Mitt Romney's Record On Women's Health
There has been a lot of discussion about where Mitt Romney stands on women’s health issues, especially now that he’s emerged as the presumptive Republican nominee.
If you take a look at his record, the answer is clear. Check out his updated Chump page below:
When it comes to women’s health, Mitt Romney simply doesn’t get it.
In his second run for the Republican presidential nomination, voters have encountered a candidate who is nothing short of dangerous on women’s health issues.
Romney made this point crystal clear when discussing which programs he would eliminate, his answer was simple: “Planned Parenthood, we’re going to get rid of that.”
But he went even further. When asked where he would tell the millions of women to go if he eliminated federal funding for Planned Parenthood, Romney said: “Well they can go wherever they’d like to go. This is a free society.” Seems to us, Romney’s saying women can go wherever they’d like, as long as it’s not Planned Parenthood.
Time and again, Romney has shown that he’s willing to throw women’s health under the bus in order to get elected. This past February, he announced his support for the Blunt amendment, a bill that was introduced to restrict access to birth control by allowing any employer the right to deny health insurance coverage for any benefit based on a “moral” conviction. The fact that this policy was vastly unpopular (67 percent of Americans opposed this measure) didn’t stop Mitt Romney. People don’t want their employers cherry-picking what is and isn’t covered on their health insurance plans, but that’s the type of policy Romney supports.
If elected, Romney has pledged to repeal the Affordable Care Act “on day one” of his presidency, meaning one of his first acts would be to deny millions of women and families access to affordable preventive care by returning to the days where you could be discriminated against for pre-existing conditions and overturning the no-cost birth control benefit. He has aggressively supported this stance, even launching a petition against the Health and Human Services ruling to include birth control as basic preventive care.

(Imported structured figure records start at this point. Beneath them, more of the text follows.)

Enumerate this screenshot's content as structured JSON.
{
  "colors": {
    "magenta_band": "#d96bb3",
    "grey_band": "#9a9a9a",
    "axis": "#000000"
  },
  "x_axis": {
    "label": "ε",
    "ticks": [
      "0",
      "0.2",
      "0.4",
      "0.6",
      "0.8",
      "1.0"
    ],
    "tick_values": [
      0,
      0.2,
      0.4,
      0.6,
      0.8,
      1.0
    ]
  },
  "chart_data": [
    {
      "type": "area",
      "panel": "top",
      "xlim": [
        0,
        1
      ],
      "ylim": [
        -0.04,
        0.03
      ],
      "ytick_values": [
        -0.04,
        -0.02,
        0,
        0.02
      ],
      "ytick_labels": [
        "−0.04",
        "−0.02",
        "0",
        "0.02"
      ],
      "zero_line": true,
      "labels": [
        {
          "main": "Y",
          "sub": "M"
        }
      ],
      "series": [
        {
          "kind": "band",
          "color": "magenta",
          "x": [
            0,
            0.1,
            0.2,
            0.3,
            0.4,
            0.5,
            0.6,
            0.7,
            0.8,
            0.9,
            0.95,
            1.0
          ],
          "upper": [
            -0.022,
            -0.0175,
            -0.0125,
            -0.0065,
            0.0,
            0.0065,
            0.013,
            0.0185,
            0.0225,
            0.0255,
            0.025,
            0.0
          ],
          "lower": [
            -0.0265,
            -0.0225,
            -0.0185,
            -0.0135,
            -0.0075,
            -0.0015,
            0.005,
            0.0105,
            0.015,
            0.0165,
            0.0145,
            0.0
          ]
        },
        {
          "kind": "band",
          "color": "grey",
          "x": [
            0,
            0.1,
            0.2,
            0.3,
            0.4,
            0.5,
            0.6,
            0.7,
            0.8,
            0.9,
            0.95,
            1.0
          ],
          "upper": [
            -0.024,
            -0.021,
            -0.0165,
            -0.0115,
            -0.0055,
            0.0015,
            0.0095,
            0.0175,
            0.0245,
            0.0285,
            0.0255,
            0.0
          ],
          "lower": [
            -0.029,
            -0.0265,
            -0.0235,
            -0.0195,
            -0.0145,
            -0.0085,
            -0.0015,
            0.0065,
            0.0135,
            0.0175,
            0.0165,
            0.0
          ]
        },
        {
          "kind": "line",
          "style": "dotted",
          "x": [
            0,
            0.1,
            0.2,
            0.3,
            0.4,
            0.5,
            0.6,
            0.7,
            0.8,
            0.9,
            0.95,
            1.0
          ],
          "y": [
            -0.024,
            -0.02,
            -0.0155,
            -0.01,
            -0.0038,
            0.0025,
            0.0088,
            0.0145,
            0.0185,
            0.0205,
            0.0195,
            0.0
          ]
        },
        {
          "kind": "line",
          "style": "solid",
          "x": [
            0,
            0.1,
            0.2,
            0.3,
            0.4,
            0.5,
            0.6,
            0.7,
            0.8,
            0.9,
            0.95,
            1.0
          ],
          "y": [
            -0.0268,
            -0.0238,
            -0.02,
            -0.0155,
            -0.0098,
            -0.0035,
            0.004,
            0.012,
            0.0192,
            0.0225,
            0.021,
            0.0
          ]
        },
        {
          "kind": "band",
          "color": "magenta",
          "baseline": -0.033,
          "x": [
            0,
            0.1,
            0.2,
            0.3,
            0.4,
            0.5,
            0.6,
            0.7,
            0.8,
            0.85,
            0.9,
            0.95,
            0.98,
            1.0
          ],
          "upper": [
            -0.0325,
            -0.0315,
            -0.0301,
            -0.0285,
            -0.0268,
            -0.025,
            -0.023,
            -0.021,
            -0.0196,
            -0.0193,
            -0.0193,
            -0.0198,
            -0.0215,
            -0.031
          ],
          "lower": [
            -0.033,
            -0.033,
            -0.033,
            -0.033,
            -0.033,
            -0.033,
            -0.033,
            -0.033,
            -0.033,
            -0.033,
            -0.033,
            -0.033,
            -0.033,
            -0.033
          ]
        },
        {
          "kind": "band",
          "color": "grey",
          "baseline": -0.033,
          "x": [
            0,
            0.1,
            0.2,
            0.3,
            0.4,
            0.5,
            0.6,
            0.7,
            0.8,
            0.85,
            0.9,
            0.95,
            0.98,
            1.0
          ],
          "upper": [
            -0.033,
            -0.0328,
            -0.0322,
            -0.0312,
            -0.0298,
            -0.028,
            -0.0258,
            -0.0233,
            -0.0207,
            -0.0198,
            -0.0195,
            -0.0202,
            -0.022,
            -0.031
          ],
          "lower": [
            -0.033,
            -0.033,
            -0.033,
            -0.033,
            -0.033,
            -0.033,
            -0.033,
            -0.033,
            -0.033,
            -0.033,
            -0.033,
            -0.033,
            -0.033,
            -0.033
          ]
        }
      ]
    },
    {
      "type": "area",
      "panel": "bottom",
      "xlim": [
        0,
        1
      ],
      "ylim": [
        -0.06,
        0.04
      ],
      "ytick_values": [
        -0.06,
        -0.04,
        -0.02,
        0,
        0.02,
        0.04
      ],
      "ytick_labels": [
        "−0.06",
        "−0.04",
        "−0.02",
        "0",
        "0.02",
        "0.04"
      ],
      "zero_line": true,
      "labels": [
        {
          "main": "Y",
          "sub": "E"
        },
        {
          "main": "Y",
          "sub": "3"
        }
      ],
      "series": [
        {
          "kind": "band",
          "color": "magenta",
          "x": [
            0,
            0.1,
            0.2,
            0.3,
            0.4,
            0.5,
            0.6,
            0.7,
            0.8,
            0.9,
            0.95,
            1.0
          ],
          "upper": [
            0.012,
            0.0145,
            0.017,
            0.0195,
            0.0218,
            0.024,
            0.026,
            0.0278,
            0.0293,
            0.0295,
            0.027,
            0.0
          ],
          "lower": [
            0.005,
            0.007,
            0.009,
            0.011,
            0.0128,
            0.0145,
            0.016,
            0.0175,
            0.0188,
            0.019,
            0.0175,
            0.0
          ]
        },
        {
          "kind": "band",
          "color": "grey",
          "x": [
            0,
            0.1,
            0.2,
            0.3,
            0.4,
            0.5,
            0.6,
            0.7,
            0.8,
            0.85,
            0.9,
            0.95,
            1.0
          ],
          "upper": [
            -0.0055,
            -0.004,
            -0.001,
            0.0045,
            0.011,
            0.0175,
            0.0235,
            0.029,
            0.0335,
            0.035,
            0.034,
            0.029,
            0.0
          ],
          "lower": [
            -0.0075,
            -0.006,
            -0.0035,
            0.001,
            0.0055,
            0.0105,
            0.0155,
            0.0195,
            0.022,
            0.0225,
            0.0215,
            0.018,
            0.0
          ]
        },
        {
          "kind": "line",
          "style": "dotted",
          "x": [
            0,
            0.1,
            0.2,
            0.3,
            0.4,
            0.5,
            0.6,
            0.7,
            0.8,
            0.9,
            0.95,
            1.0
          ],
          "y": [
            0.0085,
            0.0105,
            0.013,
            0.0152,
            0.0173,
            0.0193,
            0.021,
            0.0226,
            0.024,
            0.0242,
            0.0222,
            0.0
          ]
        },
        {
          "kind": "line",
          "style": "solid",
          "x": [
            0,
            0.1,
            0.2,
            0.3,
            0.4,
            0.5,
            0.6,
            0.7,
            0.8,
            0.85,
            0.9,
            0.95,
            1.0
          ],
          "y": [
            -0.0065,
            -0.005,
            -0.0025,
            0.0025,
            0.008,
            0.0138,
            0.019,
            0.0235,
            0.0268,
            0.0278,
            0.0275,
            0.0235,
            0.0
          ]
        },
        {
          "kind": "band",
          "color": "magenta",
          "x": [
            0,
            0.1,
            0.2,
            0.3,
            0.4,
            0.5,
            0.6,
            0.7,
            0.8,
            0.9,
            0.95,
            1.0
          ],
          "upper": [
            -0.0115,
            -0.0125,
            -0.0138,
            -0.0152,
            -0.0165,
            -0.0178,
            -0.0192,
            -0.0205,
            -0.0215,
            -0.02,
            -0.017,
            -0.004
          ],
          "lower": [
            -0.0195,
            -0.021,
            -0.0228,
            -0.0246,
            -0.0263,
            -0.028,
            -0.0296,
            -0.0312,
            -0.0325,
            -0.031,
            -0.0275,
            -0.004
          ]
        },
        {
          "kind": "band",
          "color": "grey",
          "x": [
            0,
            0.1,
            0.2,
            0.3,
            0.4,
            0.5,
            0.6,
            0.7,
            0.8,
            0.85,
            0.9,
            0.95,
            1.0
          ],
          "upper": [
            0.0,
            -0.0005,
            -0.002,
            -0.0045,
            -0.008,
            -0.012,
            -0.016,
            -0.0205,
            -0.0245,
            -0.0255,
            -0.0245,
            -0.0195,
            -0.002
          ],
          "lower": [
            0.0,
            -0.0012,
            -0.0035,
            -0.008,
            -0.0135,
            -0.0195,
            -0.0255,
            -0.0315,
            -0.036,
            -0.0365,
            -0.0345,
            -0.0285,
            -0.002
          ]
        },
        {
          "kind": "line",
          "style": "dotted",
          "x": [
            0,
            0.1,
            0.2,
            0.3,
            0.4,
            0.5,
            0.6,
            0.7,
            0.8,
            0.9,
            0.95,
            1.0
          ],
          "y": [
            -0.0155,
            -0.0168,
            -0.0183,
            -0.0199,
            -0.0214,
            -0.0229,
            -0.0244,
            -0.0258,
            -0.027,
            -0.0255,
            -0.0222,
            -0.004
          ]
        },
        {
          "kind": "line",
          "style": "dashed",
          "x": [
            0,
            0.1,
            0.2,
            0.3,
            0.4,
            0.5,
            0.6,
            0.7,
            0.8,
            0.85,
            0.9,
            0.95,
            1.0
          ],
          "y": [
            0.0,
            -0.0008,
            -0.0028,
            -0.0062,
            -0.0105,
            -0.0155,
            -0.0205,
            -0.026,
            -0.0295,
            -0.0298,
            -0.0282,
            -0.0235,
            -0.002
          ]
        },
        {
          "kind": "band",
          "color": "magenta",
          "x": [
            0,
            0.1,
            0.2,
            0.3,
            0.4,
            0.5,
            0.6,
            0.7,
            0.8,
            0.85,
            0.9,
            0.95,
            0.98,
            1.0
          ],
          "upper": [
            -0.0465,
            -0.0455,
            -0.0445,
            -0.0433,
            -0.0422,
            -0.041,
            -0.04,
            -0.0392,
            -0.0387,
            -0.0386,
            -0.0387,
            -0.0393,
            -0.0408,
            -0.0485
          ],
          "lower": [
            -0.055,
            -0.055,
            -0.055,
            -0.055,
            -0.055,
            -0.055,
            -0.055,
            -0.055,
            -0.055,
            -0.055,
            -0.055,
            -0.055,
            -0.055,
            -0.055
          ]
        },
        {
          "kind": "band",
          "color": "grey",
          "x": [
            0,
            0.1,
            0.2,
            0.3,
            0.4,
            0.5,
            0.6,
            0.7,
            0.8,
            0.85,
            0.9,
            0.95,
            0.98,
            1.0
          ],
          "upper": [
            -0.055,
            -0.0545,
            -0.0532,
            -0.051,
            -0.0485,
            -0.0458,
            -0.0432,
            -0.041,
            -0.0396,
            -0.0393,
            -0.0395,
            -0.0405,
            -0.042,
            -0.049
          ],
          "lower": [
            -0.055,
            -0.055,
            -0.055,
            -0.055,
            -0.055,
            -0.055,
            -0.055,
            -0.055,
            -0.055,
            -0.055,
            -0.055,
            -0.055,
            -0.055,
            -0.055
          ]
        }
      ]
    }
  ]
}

But none of these positions should come as a surprise when you consider where he stands on extreme and sweeping measures like the “personhood” amendment to define life at conception (which could ban common forms of birth control and in some cases, in-vitro fertilization) or his belief that states should have the right to ban contraception. Romney once commented that the landmark case of Griswold v. Connecticut— which overruled the state’s right to ban contraception nearly 50 years ago — was wrong, proving just how dangerous he is on women’s health issues.
His advisors have supported these claims, believing that as president, Romney would support a “raft of pro-life legislation— from pain-capable unborn child protection legislation (like that recently passed in Nebraska) to the Child Interstate Abortion Notification Act.”
But at the end of the day, it’s his own words and actions that count and Romney has made his position more than clear: protecting access to basic preventive care is “not what I’m about.”
But he must be held accountable, and must know that women are watching.